Mr. Hood U.S. History

 In factories, owners sought to maximize profit by cutting the wages of workers.  Some factories became known as sweatshops because workers would be forced to work for 12 hours a day, 6 days a week, in small, hot, dark, and dirty conditions.  Sweatshops employed mainly women.  Sweatshop owners kept close watch over workers hours and clocked times in and out.

 Women took a huge leap forward when they entered the industrial work force.  But, they were still not equals to men in both type of work and pay.  Children also entered the workplace to make extra money for their families. They were paid much less than adults.

 Company Towns- isolated communities near the workplace, owned by the business and rented out to the employees. Also had a company store.  This allowed business owners to further cash in on cheap labor by choosing where they lived and what items were sold to them at the prices they chose.

 Collective Bargaining- negotiating as a group for higher wages or better working conditions.  Strikes-workers agreed to cease work until certain demands were met.

 Socialism-a movement that began in the 1830s, it is an economic philosophy that favors public, instead of private, control of property and income. Idea expanded by Karl Marx in the Communist Manifesto.

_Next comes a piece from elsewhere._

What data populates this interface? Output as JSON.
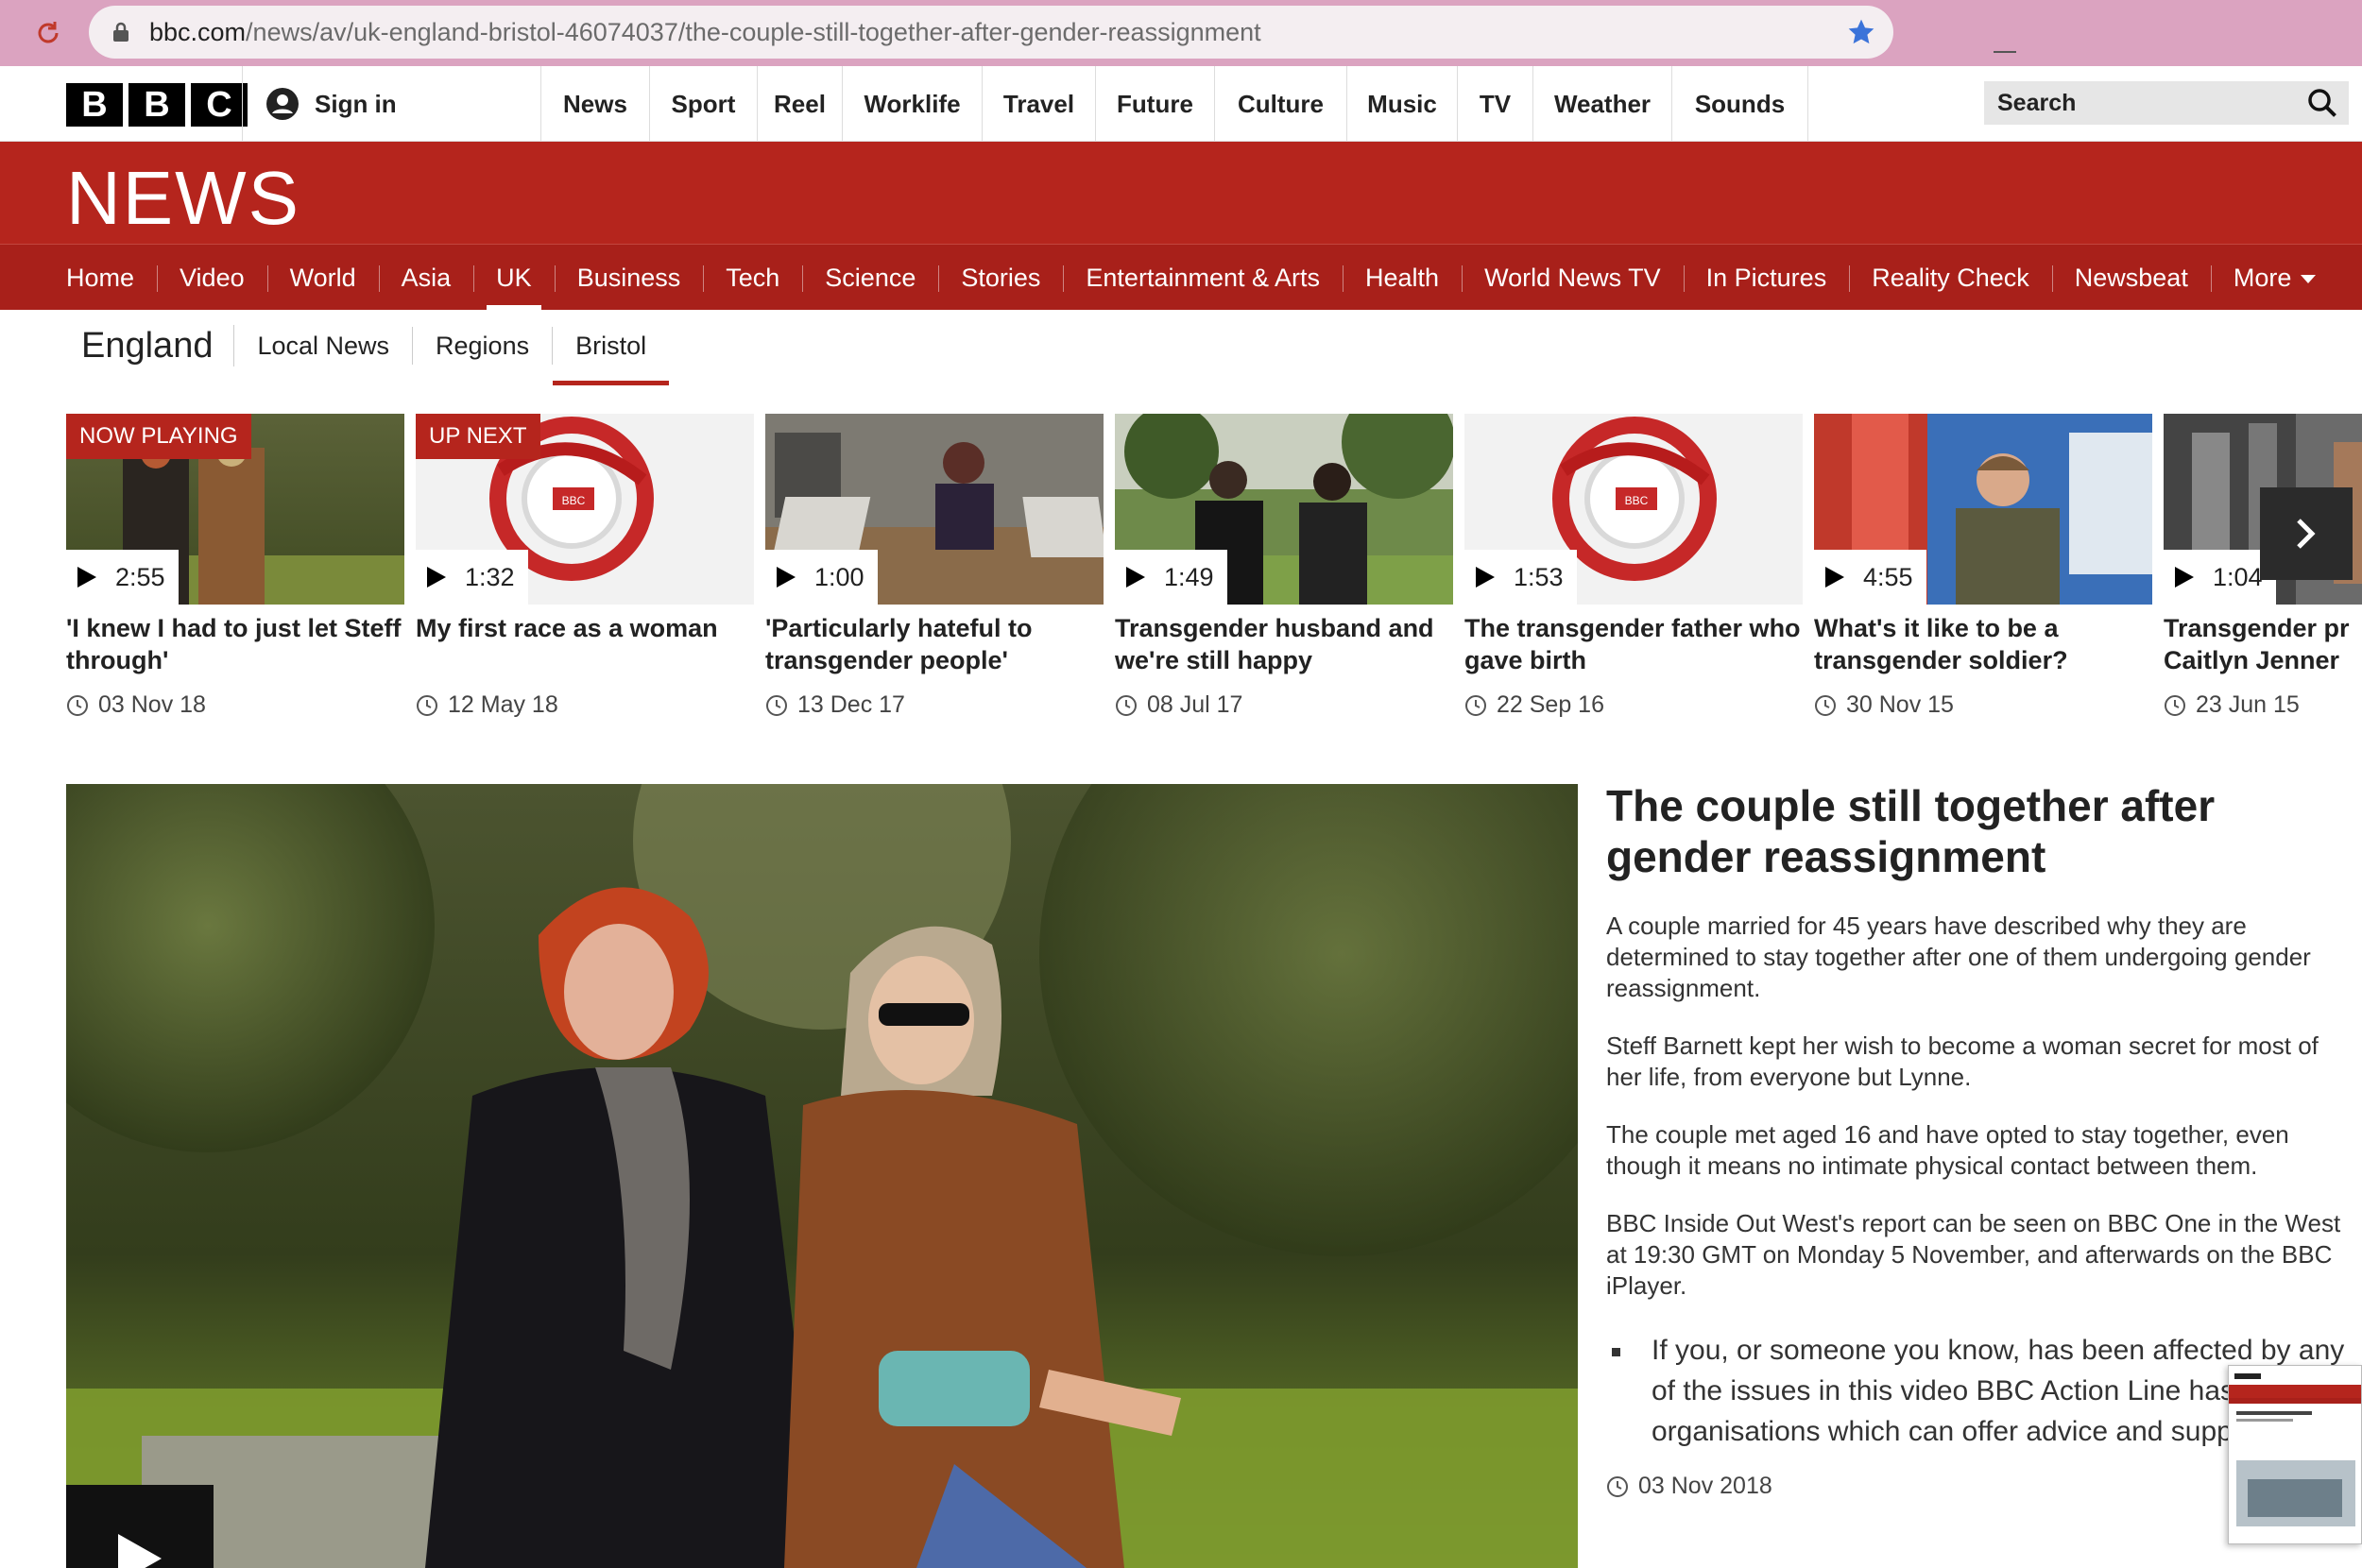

 Knights of Labor-labor Union that included all workers; skilled, unskilled, and of any trade, also allowed African Americans to join.  Terence V. Powderly- eventually assumed control of the KoL, he continued to pursue the goal of leading factory workers out of “wage bondage”. Encouraged boycotts and negotiation with employers.

 Samuel Gompers formed the American Federation of Labor (AFL).  Gompers was a poor English immigrant who wanted to change working conditions of his fellow workers.  The AFL included all workers but was considered a craft Union because it was a loose organization of skilled workers from some 100 local unions

 Gompers set high dues to join the AFL.  The money was set up to create a strike and pension fund for needy workers.  It did not focus on social gains, but it did focus on very specific workers issues such as wages, working conditions, and working hours.  Did not gain the members like the KoL mainly because it did not support equality for women and many African Americans were excluded.

 Haymarket Riot-thousands of workers united by the KoL wanted an 8 hour workday so they take to the streets in strike. A fight broke out when a radical threw a bomb killing a policeman. Eight men were tried for murder and executed.  Significance-The American public came to be afraid of workers Unions and the KoL slowly died out.

 Homestead Strike-epidemic of steelworkers and miners strikes that took place as economic depression spread across America. In each case troops were called out to suppress the workers.  Significance-a private police force was brought in to subdue the strike, they were called Pinkertons, they killed and wounded several workers to show their no tolerance policy for a strike.

 Pullman Strike-Railway strike led by Eugene V. Debs who formed the American Railway Union (ARU). Called for a strike of all railways by workers. Movement in the nation stopped. Owners cited the Sherman Antitrust act because the workers were stopping passage between the states.  Significance-said to be illegally stopping free trade as protected in the Sherman Antitrust Act. Strike was put down and Debs was thrown in jail for conspiring against interstate trade.

 Industrial Workers of the World- a radical Union of unskilled workers with many socialists among its leaders. The IWW led many strikes that were often very violent.  Significance-shift to a new economic policy called socialism is taking place for some workers. Not just in the U.S. but all over the world. The goal is to off set the “negative” effects of capitalism.